A typical writing day for me does not exist. I work as the graphic designer/secretary at The Fiddlehead 4 days a week (Monday - Thursday), which means Fridays and Saturdays are my days to get creative. The absolute necessity is to start off by brewing a pot of coffee after I’ve taken our dog outside for his first morning walk. I take the first cup (always the best) into my office and close the door. I will try to not look at Facebook or check my email and look through the latest drafts of some poems or through my notebook to see if something gets the poetic engines fired up to work on. Sometimes that works; if not, I will read a book. Throughout the week, after getting ready for work and helping my wife get our son off to school, there is a half hour between when she goes to work and when I go to work. I find sometimes that I can get super focused and do some good work (perhaps get a few lines or edit a poem-in-progress) in that limited space of time.
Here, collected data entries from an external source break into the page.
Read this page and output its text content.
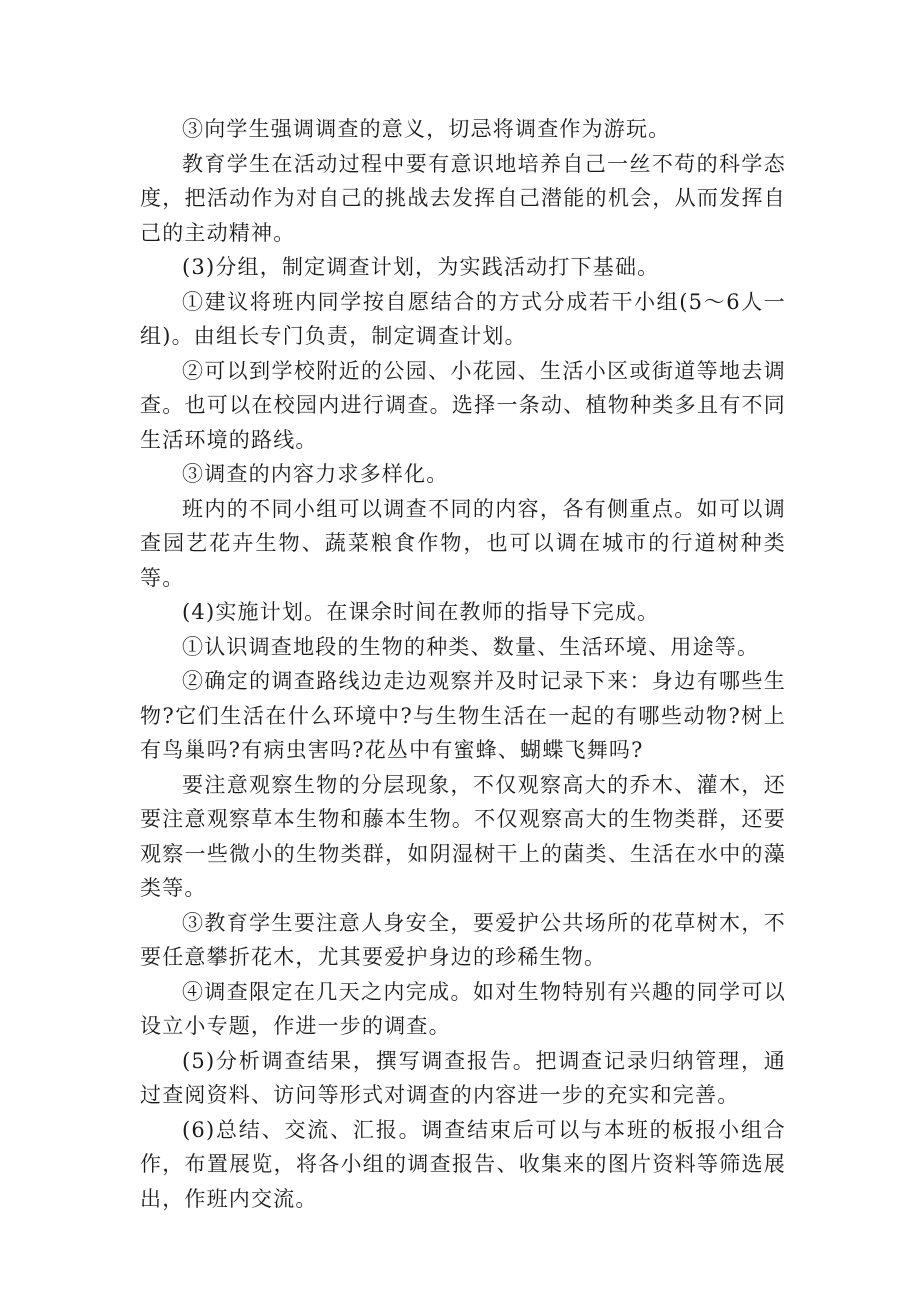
③向学生强调调查的意义，切忌将调查作为游玩。

教育学生在活动过程中要有意识地培养自己一丝不苟的科学态度，把活动作为对自己的挑战去发挥自己潜能的机会，从而发挥自己的主动精神。

(3)分组，制定调查计划，为实践活动打下基础。

①建议将班内同学按自愿结合的方式分成若干小组(5～6人一组)。由组长专门负责，制定调查计划。

②可以到学校附近的公园、小花园、生活小区或街道等地去调查。也可以在校园内进行调查。选择一条动、植物种类多且有不同生活环境的路线。

③调查的内容力求多样化。

班内的不同小组可以调查不同的内容，各有侧重点。如可以调查园艺花卉生物、蔬菜粮食作物，也可以调在城市的行道树种类等。

(4)实施计划。在课余时间在教师的指导下完成。

①认识调查地段的生物的种类、数量、生活环境、用途等。

②确定的调查路线边走边观察并及时记录下来：身边有哪些生物?它们生活在什么环境中?与生物生活在一起的有哪些动物?树上有鸟巢吗?有病虫害吗?花丛中有蜜蜂、蝴蝶飞舞吗?

要注意观察生物的分层现象，不仅观察高大的乔木、灌木，还要注意观察草本生物和藤本生物。不仅观察高大的生物类群，还要观察一些微小的生物类群，如阴湿树干上的菌类、生活在水中的藻类等。

③教育学生要注意人身安全，要爱护公共场所的花草树木，不要任意攀折花木，尤其要爱护身边的珍稀生物。

④调查限定在几天之内完成。如对生物特别有兴趣的同学可以设立小专题，作进一步的调查。

(5)分析调查结果，撰写调查报告。把调查记录归纳管理，通过查阅资料、访问等形式对调查的内容进一步的充实和完善。

(6)总结、交流、汇报。调查结束后可以与本班的板报小组合作，布置展览，将各小组的调查报告、收集来的图片资料等筛选展出，作班内交流。
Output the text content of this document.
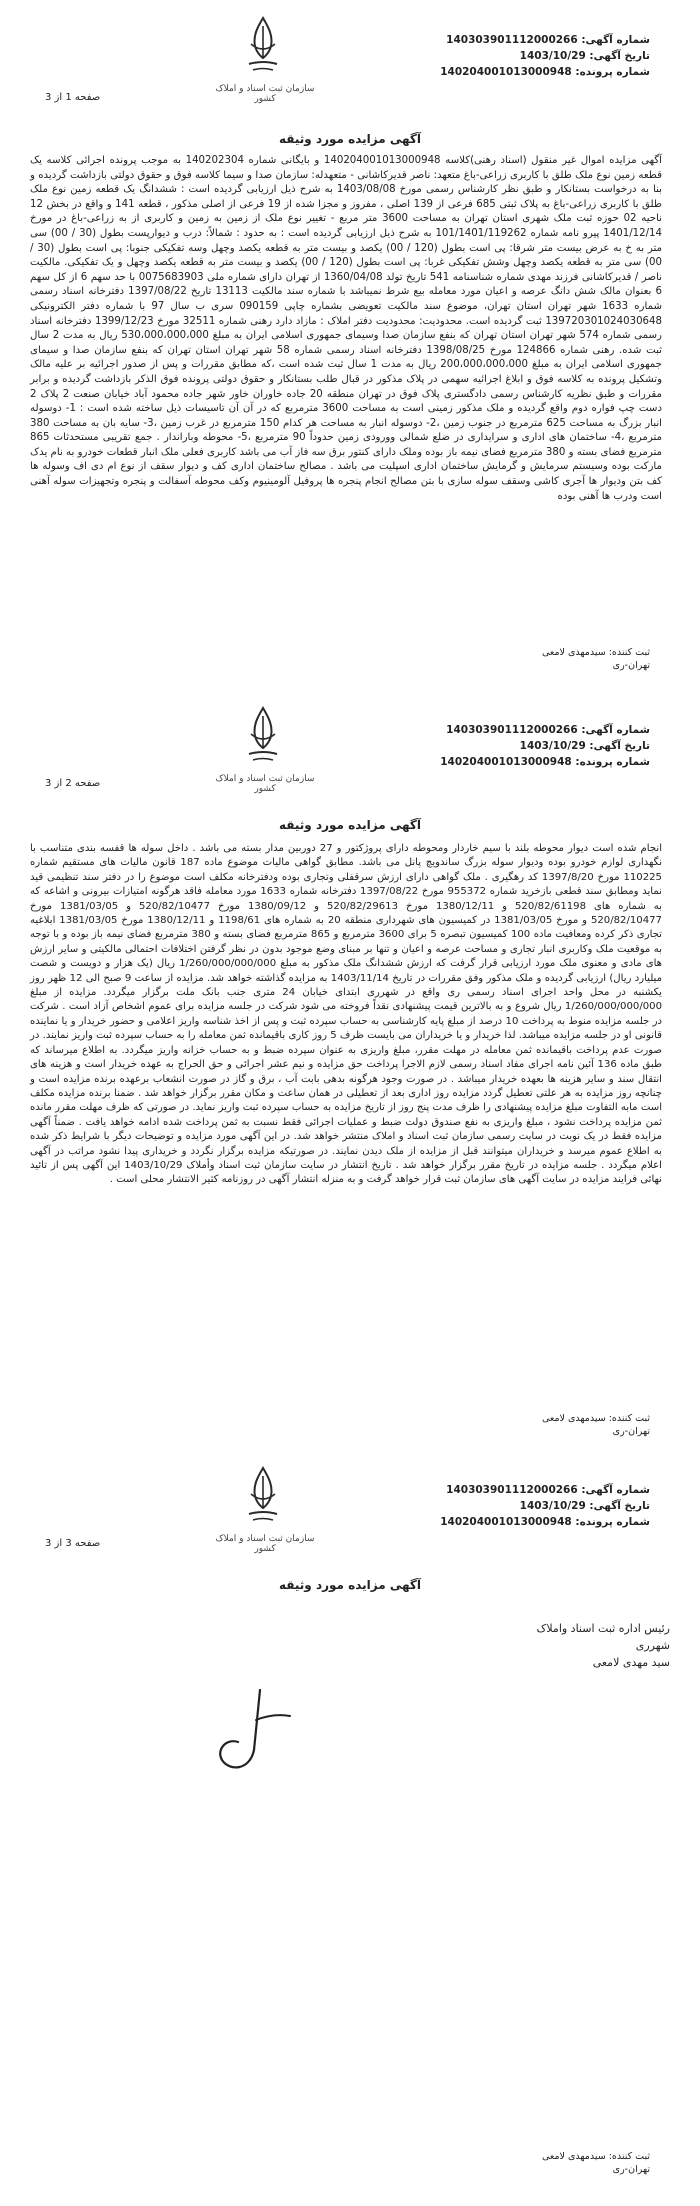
سازمان ثبت اسناد و املاک کشور
شماره آگهی: 140303901112000266
تاریخ آگهی: 1403/10/29
شماره پرونده: 140204001013000948
صفحه 1 از 3
آگهی مزایده مورد وثیقه
آگهی مزایده اموال غیر منقول (اسناد رهنی)کلاسه 140204001013000948 و بایگانی شماره 140202304 به موجب پرونده اجرائی کلاسه یک قطعه زمین نوع ملک طلق با کاربری زراعی-باغ متعهد: ناصر قدیرکاشانی - متعهدله: سازمان صدا و سیما کلاسه فوق و حقوق دولتی بازداشت گردیده و بنا به درخواست بستانکار و طبق نظر کارشناس رسمی مورخ 1403/08/08 به شرح ذیل ارزیابی گردیده است : ششدانگ یک قطعه زمین نوع ملک طلق با کاربری زراعی-باغ به پلاک ثبتی 685 فرعی از 139 اصلی ، مفروز و مجزا شده از 19 فرعی از اصلی مذکور ، قطعه 141 و واقع در بخش 12 ناحیه 02 حوزه ثبت ملک شهری استان تهران به مساحت 3600 متر مربع - تغییر نوع ملک از زمین به زمین و کاربری از به زراعی-باغ در مورخ 1401/12/14 پیرو نامه شماره 101/1401/119262 به شرح ذیل ارزیابی گردیده است : به حدود : شمالاً: درب و دیوارپست بطول (30 / 00) سی متر به خ به عرض بیست متر شرقا: پی است بطول (120 / 00) یکصد و بیست متر به قطعه یکصد وچهل وسه تفکیکی جنوبا: پی است بطول (30 / 00) سی متر به قطعه یکصد وچهل وشش تفکیکی غربا: پی است بطول (120 / 00) یکصد و بیست متر به قطعه یکصد وچهل و یک تفکیکی. مالکیت ناصر / قدیرکاشانی فرزند مهدی شماره شناسنامه 541 تاریخ تولد 1360/04/08 از تهران دارای شماره ملی 0075683903 با حد سهم 6 از کل سهم 6 بعنوان مالک شش دانگ عرصه و اعیان مورد معامله بیع شرط نمیباشد با شماره سند مالکیت 13113 تاریخ 1397/08/22 دفترخانه اسناد رسمی شماره 1633 شهر تهران استان تهران، موضوع سند مالکیت تعویضی بشماره چاپی 090159 سری ب سال 97 با شماره دفتر الکترونیکی 139720301024030648 ثبت گردیده است. محدودیت: محدودیت دفتر املاک : مازاد دارد رهنی شماره 32511 مورخ 1399/12/23 دفترخانه اسناد رسمی شماره 574 شهر تهران استان تهران که بنفع سازمان صدا وسیمای جمهوری اسلامی ایران به مبلغ 530،000،000،000 ریال به مدت 2 سال ثبت شده. رهنی شماره 124866 مورخ 1398/08/25 دفترخانه اسناد رسمی شماره 58 شهر تهران استان تهران که بنفع سازمان صدا و سیمای جمهوری اسلامی ایران به مبلغ 200،000،000،000 ریال به مدت 1 سال ثبت شده است ،که مطابق مقررات و پس از صدور اجرائیه بر علیه مالک وتشکیل پرونده به کلاسه فوق و ابلاغ اجرائیه سهمی در پلاک مذکور در قبال طلب بستانکار و حقوق دولتی پرونده فوق الذکر بازداشت گردیده و برابر مقررات و طبق نظریه کارشناس رسمی دادگستری پلاک فوق در تهران منطقه 20 جاده خاوران خاور شهر جاده محمود آباد خیابان صنعت 2 پلاک 2 دست چپ فواره دوم واقع گردیده و ملک مذکور زمینی است به مساحت 3600 مترمربع که در آن آن تاسیسات ذیل ساخته شده است : 1- دوسوله انبار بزرگ به مساحت 625 مترمربع در جنوب زمین ،2- دوسوله انبار به مساحت هر کدام 150 مترمربع در غرب زمین ،3- سایه بان به مساحت 380 مترمربع ،4- ساختمان های اداری و سرایداری در ضلع شمالی وورودی زمین حدوداً 90 مترمربع ،5- محوطه وباراندار . جمع تقریبی مستحدثات 865 مترمربع فضای بسته و 380 مترمربع فضای نیمه باز بوده وملک دارای کنتور برق سه فاز آب می باشد کاربری فعلی ملک انبار قطعات خودرو به نام یدک مارکت بوده وسیستم سرمایش و گرمایش ساختمان اداری اسپلیت می باشد . مصالح ساختمان اداری کف و دیوار سقف از نوع ام دی اف وسوله ها کف بتن ودیوار ها آجری کاشی وسقف سوله سازی با بتن مصالح انجام پنجره ها پروفیل آلومینیوم وکف محوطه آسفالت و پنجره وتجهیزات سوله آهنی است ودرب ها آهنی بوده
ثبت کننده: سیدمهدی لامعی
تهران-ری
سازمان ثبت اسناد و املاک کشور
شماره آگهی: 140303901112000266
تاریخ آگهی: 1403/10/29
شماره پرونده: 140204001013000948
صفحه 2 از 3
آگهی مزایده مورد وثیقه
انجام شده است دیوار محوطه بلند با سیم خاردار ومحوطه دارای پروژکتور و 27 دوربین مدار بسته می باشد . داخل سوله ها قفسه بندی متناسب با نگهداری لوازم خودرو بوده ودیوار سوله بزرگ ساندویچ پانل می باشد. مطابق گواهی مالیات موضوع ماده 187 قانون مالیات های مستقیم شماره 110225 مورخ 1397/8/20 کد رهگیری . ملک گواهی دارای ارزش سرقفلی وتجاری بوده ودفترخانه مکلف است موضوع را در دفتر سند تنظیمی قید نماید ومطابق سند قطعی بازخرید شماره 955372 مورخ 1397/08/22 دفترخانه شماره 1633 مورد معامله فاقد هرگونه امتیازات بیرونی و اشاعه که به شماره های 520/82/61198 و 1380/12/11 مورخ 520/82/29613 و 1380/09/12 مورخ 520/82/10477 و 1381/03/05 مورخ 520/82/10477 و مورخ 1381/03/05 در کمیسیون های شهرداری منطقه 20 به شماره های 1198/61 و 1380/12/11 مورخ 1381/03/05 ابلاغیه تجاری ذکر کرده ومعافیت ماده 100 کمیسیون تبصره 5 برای 3600 مترمربع و 865 مترمربع فضای بسته و 380 مترمربع فضای نیمه باز بوده و با توجه به موقعیت ملک وکاربری انبار تجاری و مساحت عرصه و اعیان و تنها بر مبنای وضع موجود بدون در نظر گرفتن اختلافات احتمالی مالکیتی و سایر ارزش های مادی و معنوی ملک مورد ارزیابی قرار گرفت که ارزش ششدانگ ملک مذکور به مبلغ 1/260/000/000/000 ریال (یک هزار و دویست و شصت میلیارد ریال) ارزیابی گردیده و ملک مذکور وفق مقررات در تاریخ 1403/11/14 به مزایده گذاشته خواهد شد. مزایده از ساعت 9 صبح الی 12 ظهر روز یکشنبه در محل واحد اجرای اسناد رسمی ری واقع در شهرری ابتدای خیابان 24 متری جنب بانک ملت برگزار میگردد. مزایده از مبلغ 1/260/000/000/000 ریال شروع و به بالاترین قیمت پیشنهادی نقداً فروخته می شود شرکت در جلسه مزایده برای عموم اشخاص آزاد است . شرکت در جلسه مزایده منوط به پرداخت 10 درصد از مبلغ پایه کارشناسی به حساب سپرده ثبت و پس از اخذ شناسه واریز اعلامی و حضور خریدار و یا نماینده قانونی او در جلسه مزایده میباشد. لذا خریدار و یا خریداران می بایست ظرف 5 روز کاری باقیمانده ثمن معامله را به حساب سپرده ثبت واریز نمایند. در صورت عدم پرداخت باقیمانده ثمن معامله در مهلت مقرر، مبلغ واریزی به عنوان سپرده ضبط و به حساب خزانه واریز میگردد. به اطلاع میرساند که طبق ماده 136 آئین نامه اجرای مفاد اسناد رسمی لازم الاجرا پرداخت حق مزایده و نیم عشر اجرائی و حق الحراج به عهده خریدار است و هزینه های انتقال سند و سایر هزینه ها بعهده خریدار میباشد . در صورت وجود هرگونه بدهی بابت آب ، برق و گاز در صورت انشعاب برعهده برنده مزایده است و چنانچه روز مزایده به هر علتی تعطیل گردد مزایده روز اداری بعد از تعطیلی در همان ساعت و مکان مقرر برگزار خواهد شد . ضمنا برنده مزایده مکلف است مابه التفاوت مبلغ مزایده پیشنهادی را ظرف مدت پنج روز از تاریخ مزایده به حساب سپرده ثبت واریز نماید. در صورتی که ظرف مهلت مقرر مانده ثمن مزایده پرداخت نشود ، مبلغ واریزی به نفع صندوق دولت ضبط و عملیات اجرائی فقط نسبت به ثمن پرداخت شده ادامه خواهد یافت . ضمناً آگهی مزایده فقط در یک نوبت در سایت رسمی سازمان ثبت اسناد و املاک منتشر خواهد شد. در این آگهی مورد مزایده و توضیحات دیگر با شرایط ذکر شده به اطلاع عموم میرسد و خریداران میتوانند قبل از مزایده از ملک دیدن نمایند. در صورتیکه مزایده برگزار نگردد و خریداری پیدا نشود مراتب در آگهی اعلام میگردد . جلسه مزایده در تاریخ مقرر برگزار خواهد شد . تاریخ انتشار در سایت سازمان ثبت اسناد وأملاک 1403/10/29 این آگهی پس از تائید نهائی فرایند مزایده در سایت آگهی های سازمان ثبت قرار خواهد گرفت و به منزله انتشار آگهی در روزنامه کثیر الانتشار محلی است .
ثبت کننده: سیدمهدی لامعی
تهران-ری
سازمان ثبت اسناد و املاک کشور
شماره آگهی: 140303901112000266
تاریخ آگهی: 1403/10/29
شماره پرونده: 140204001013000948
صفحه 3 از 3
آگهی مزایده مورد وثیقه
رئیس اداره ثبت اسناد واملاک
شهرری
سید مهدی لامعی
ثبت کننده: سیدمهدی لامعی
تهران-ری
Sometimes at night, after the kiddo is in bed, I can do the same for an hour or so, but this is often a more conducive time for editing.
PS – I sit in the chair my grandfather had as a foreman at the pulp and paper mill in my hometown of Dalhousie, NB
Ian LeTourneau is the author of Terminal Moraine (Thistledown, 2008) and the two chapbooks Defining Range (Gaspereau, 2006) and Core Sample (Frog Hollow, 2017). He lives in Fredericton, NB with his wife and son (and new dog), and is coming to the end of a two year term as the city’s inaugural Cultural Laureate.